A full-blown country-level trial of the AMFm concept in eight countries — Cambodia, Ghana, Kenya, Madagascar, Niger, Nigeria, Tanzania (including Zanzibar) and Uganda — began in July 2010 and runs until December 2012. It has had its critics — see ‘Malaria plan under scrutiny’ — but in anyone’s reasonable terms it has already been remarkably successful in many important ways within a very short period ( see the 31 October Lancet paper ‘Effect of the Affordable Medicines Facility—malaria (AMFm) on the availability, price, and market share of quality-assured artemisinin-based combination therapies in seven countries: a before-and-after analysis of outlet survey data’).
The Global Fund’s press release detailing its plans is entitled ‘Board approves integration of AMFm into core Global Fund grant processes‘, and much of its soothingly reassuring content would perhaps have many thinking that the AMFm’s integration into the Global Fund’s core grants system is good news. But it is in effect being killed. There’s will be no new money ringfenced for the AMFm once it runs through its current funding up to the end of 2013, which means that any countries wanting to set aside cash for the private sector will be required to take this from their country grants from the Global Fund. In reality, that will probably translate into AMFm activities simply being terminated in most countries, leading to local price rises in ACTs, and the drugs disappearing off the shelves of local pharmacies. AMFm’s clout in negotiating bulk pricing deals internationally will also probably be weakened.

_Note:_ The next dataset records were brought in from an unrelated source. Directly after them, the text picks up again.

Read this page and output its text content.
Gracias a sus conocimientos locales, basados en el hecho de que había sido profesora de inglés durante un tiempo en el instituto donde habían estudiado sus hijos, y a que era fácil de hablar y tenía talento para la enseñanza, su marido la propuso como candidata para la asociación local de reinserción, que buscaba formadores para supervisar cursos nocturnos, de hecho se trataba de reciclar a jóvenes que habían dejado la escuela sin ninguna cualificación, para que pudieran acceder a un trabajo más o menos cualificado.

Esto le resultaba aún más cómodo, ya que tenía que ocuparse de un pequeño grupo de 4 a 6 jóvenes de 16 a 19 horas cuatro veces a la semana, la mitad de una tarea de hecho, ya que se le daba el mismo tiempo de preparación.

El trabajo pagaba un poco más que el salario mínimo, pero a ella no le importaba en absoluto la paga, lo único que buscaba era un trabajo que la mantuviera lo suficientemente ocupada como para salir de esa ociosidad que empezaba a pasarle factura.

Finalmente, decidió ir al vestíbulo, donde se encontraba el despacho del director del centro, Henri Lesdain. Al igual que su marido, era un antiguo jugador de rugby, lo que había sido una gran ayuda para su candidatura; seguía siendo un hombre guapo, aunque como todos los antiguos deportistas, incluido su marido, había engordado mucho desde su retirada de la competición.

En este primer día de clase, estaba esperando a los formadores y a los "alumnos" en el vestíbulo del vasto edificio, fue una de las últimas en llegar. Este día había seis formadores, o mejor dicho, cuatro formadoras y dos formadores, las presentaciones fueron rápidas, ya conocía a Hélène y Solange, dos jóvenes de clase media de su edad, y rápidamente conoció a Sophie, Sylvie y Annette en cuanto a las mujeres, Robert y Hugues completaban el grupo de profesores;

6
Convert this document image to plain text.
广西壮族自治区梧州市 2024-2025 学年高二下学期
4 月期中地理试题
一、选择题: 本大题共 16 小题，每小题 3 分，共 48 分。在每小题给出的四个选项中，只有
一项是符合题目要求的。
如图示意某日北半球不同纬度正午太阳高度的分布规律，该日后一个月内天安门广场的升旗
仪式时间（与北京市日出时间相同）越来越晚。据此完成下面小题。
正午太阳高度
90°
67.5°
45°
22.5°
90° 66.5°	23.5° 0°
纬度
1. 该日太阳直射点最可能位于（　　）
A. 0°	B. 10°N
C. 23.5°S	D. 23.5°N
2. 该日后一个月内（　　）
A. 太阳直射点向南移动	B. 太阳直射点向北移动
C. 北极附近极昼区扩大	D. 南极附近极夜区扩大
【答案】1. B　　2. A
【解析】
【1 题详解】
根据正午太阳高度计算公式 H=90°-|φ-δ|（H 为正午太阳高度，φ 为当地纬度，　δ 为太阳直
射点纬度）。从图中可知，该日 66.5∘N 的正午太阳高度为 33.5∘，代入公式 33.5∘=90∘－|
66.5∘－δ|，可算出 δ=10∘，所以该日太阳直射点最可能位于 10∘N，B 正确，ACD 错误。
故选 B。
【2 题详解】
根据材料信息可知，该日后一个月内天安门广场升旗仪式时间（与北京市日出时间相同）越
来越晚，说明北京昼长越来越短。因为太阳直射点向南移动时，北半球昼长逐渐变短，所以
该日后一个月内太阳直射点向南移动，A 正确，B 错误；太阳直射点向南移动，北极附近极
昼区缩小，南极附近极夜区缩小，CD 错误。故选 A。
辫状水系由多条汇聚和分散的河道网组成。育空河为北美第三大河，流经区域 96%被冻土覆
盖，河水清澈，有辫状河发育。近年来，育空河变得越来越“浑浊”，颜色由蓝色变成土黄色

Here’s what a group of AMFm’s supporters wrote in the Lancet on 31 October about what ‘integration’ of the AMFm into the Global Fund would mean (from’The Affordable Medicines Facility—malaria: killing it slowly‘):
“In November, 2012, the Board of the Global Fund will vote to either continue AMFm in a modified form after December, 2013, or terminate the programme. There is a strong push from donors (though not from countries) to integrate AMFm into the regular Global Fund model, whereby countries would choose how much of their country budget envelopes, which are already committed to other priorities supporting the public sector, to reallocate to AMFm. We believe that this approach will create instability in artemisinin demand, lower the number of ACT manufacturers, increase ACT prices, and abandon the millions who depend on AMFm-subsidised ACTs. Most importantly, it will kill a programme that, when fully implemented, rapidly met its benchmarks despite the many constraints, expectations, and unrealistic timelines imposed on it. We must acknowledge that an efficient approach to subsidising antimalarial drugs has worked, making them available in the private sector where people go to buy them.”
The Global Fund’s board has decided AMFm’s fate, and there is probably no going back on that. But the world now urgently needs a strategy that works with the private sector to keep down ACT prices, particularly in Africa.